Scribbles, &c.

Black Lamb and Grey Falcon

I’m not quite a quarter of the way through Rebecca West’s monumental travelogue of pre-World War II Yugoslavia. It’s wonderful stuff, and there’s seems to be a quotable passage on just about every page. I started it while on a trip, which seemed appropriate. Christopher Hitchens wrote the forward this edition, and while I usually skip long introductions, this one was very much worth reading and I’m glad I stuck through it. It’s easy to forget what a formidable writer he was.

Things have been very busy around here lately - lots and lots of things happening to fall on the onset of summer. Retreating into book and study has been a blessed relief. The vegetable garden is off to a good start and I hope to do a little antenna construction in another couple of weeks when (ho, ho) things calm down a bit. Not sure what book(s) will be going into the on-deck circle.

I heard an interesting review the other day of the late Tony Horwitz’s Spying on the South, and may add that. Just seems like a travelogue sort of season. I’m also pursuing catechetical certification from our diocese, by way of completing a series of online training modules. I recently completed the first lesson of the first module and can now use homoosious correctly in a sentence.

Speaking of mysteries, I’ve been in pursuit of a minor one concerning some utility lines which cross our property. We live on about 5 acres of land and there are a couple of old poles carrying lines on to (and off of) the property into parts unknown. Vines are beginning to completely consume one pole and I was a little hesitant about cutting them myself, owing to a profound respect for high voltage. My wife suggested we ask the local power company to take care of it so we called them and they sent a man out. He looked at the poles and declared two things. First, the lines were almost certainly not carrying power. Second, they did not belong to our local utility. I called our county planning office, and they sent me to the register of deeds, who in turn suggested I come by to look through property records. Someone along the line would have granted an easement to someone else for the poles and I’d need to find the transaction by hand.

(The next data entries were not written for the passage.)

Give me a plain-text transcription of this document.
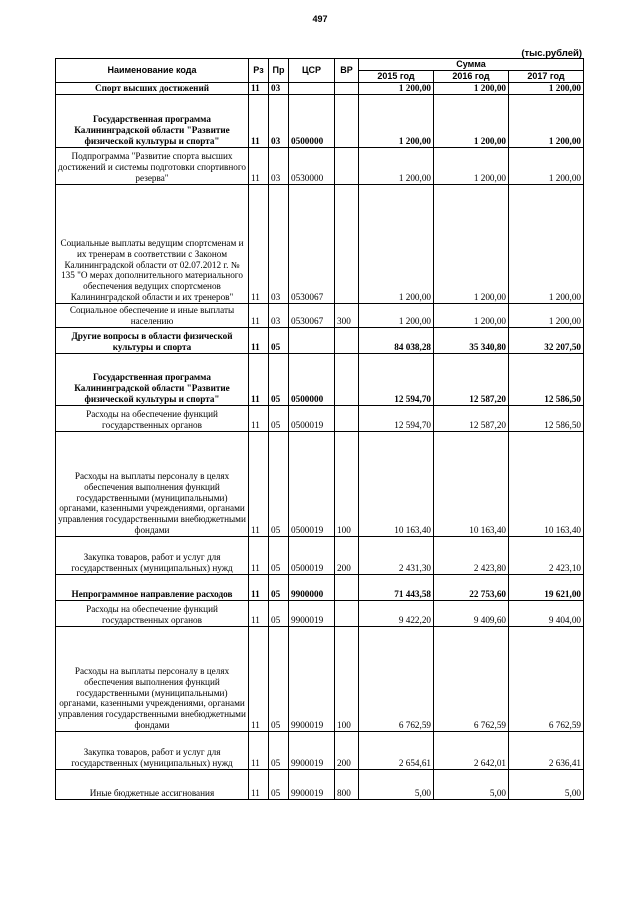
497
(тыс.рублей)
Наименование кода	Рз	Пр	ЦСР	ВР	Сумма		
					2015 год	2016 год	2017 год
Спорт высших достижений	11	03			1 200,00	1 200,00	1 200,00
Государственная программа Калининградской области "Развитие физической культуры и спорта"	11	03	0500000		1 200,00	1 200,00	1 200,00
Подпрограмма "Развитие спорта высших достижений и системы подготовки спортивного резерва"	11	03	0530000		1 200,00	1 200,00	1 200,00
Социальные выплаты ведущим спортсменам и их тренерам в соответствии с Законом Калининградской области от 02.07.2012 г. № 135 "О мерах дополнительного материального обеспечения ведущих спортсменов Калининградской области и их тренеров"	11	03	0530067		1 200,00	1 200,00	1 200,00
Социальное обеспечение и иные выплаты населению	11	03	0530067	300	1 200,00	1 200,00	1 200,00
Другие вопросы в области физической культуры и спорта	11	05			84 038,28	35 340,80	32 207,50
Государственная программа Калининградской области "Развитие физической культуры и спорта"	11	05	0500000		12 594,70	12 587,20	12 586,50
Расходы на обеспечение функций государственных органов	11	05	0500019		12 594,70	12 587,20	12 586,50
Расходы на выплаты персоналу в целях обеспечения выполнения функций государственными (муниципальными) органами, казенными учреждениями, органами управления государственными внебюджетными фондами	11	05	0500019	100	10 163,40	10 163,40	10 163,40
Закупка товаров, работ и услуг для государственных (муниципальных) нужд	11	05	0500019	200	2 431,30	2 423,80	2 423,10
Непрограммное направление расходов	11	05	9900000		71 443,58	22 753,60	19 621,00
Расходы на обеспечение функций государственных органов	11	05	9900019		9 422,20	9 409,60	9 404,00
Расходы на выплаты персоналу в целях обеспечения выполнения функций государственными (муниципальными) органами, казенными учреждениями, органами управления государственными внебюджетными фондами	11	05	9900019	100	6 762,59	6 762,59	6 762,59
Закупка товаров, работ и услуг для государственных (муниципальных) нужд	11	05	9900019	200	2 654,61	2 642,01	2 636,41
Иные бюджетные ассигнования	11	05	9900019	800	5,00	5,00	5,00
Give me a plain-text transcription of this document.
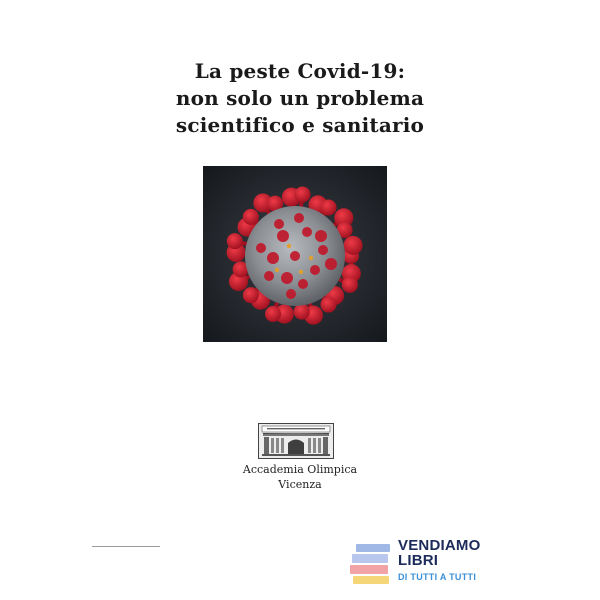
La peste Covid-19:
non solo un problema
scientifico e sanitario
Accademia Olimpica
Vicenza
VENDIAMO
LIBRI
DI TUTTI A TUTTI
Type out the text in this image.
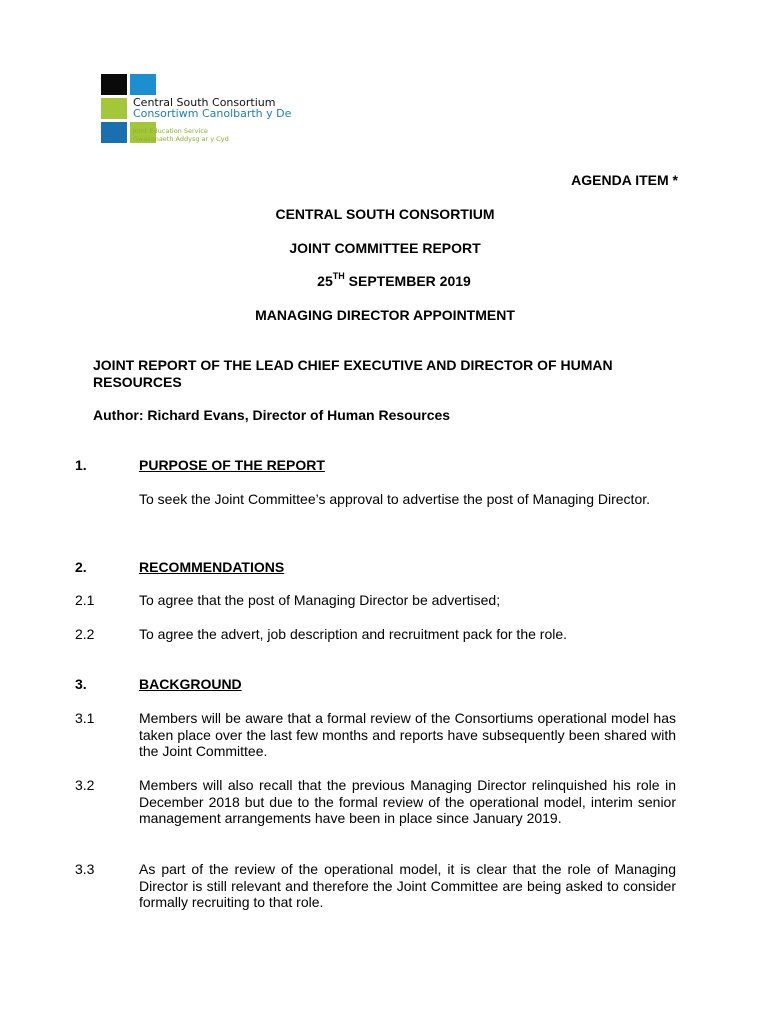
Central South Consortium
Consortiwm Canolbarth y De
Joint Education Service
Gwasanaeth Addysg ar y Cyd
AGENDA ITEM *
CENTRAL SOUTH CONSORTIUM
JOINT COMMITTEE REPORT
25TH SEPTEMBER 2019
MANAGING DIRECTOR APPOINTMENT
JOINT REPORT OF THE LEAD CHIEF EXECUTIVE AND DIRECTOR OF HUMAN RESOURCES
Author: Richard Evans, Director of Human Resources
1.	PURPOSE OF THE REPORT
To seek the Joint Committee’s approval to advertise the post of Managing Director.
2.	RECOMMENDATIONS
2.1	To agree that the post of Managing Director be advertised;
2.2	To agree the advert, job description and recruitment pack for the role.
3.	BACKGROUND
3.1	Members will be aware that a formal review of the Consortiums operational model has taken place over the last few months and reports have subsequently been shared with the Joint Committee.
3.2	Members will also recall that the previous Managing Director relinquished his role in December 2018 but due to the formal review of the operational model, interim senior management arrangements have been in place since January 2019.
3.3	As part of the review of the operational model, it is clear that the role of Managing Director is still relevant and therefore the Joint Committee are being asked to consider formally recruiting to that role.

On a whim (well not quite a whim - the local utility guy suggested it), I contacted the TVA and they responded nearly immediately. The easement was theirs, and they moreover sent me an image of a document dating from 1920 showing the transaction, signed by the person who owned all this land at the time. Now I’m conflicted. On the one hand, I am tempted to petition the TVA to abandon the easement, or the piece of it that crosses my yard at the very least. On the other hand, disappearing back into obscurity also has its appeal and the last thing I want to do is stir up some big institutional machine into deciding that, hey, this easement is actually pretty cool and we were just thinking about re-energizing everything along there. In any case, a couple of semi-abandoned poles have some interesting HAM RADIO potential, as long as no one’s going to throw a switch at some point in the future.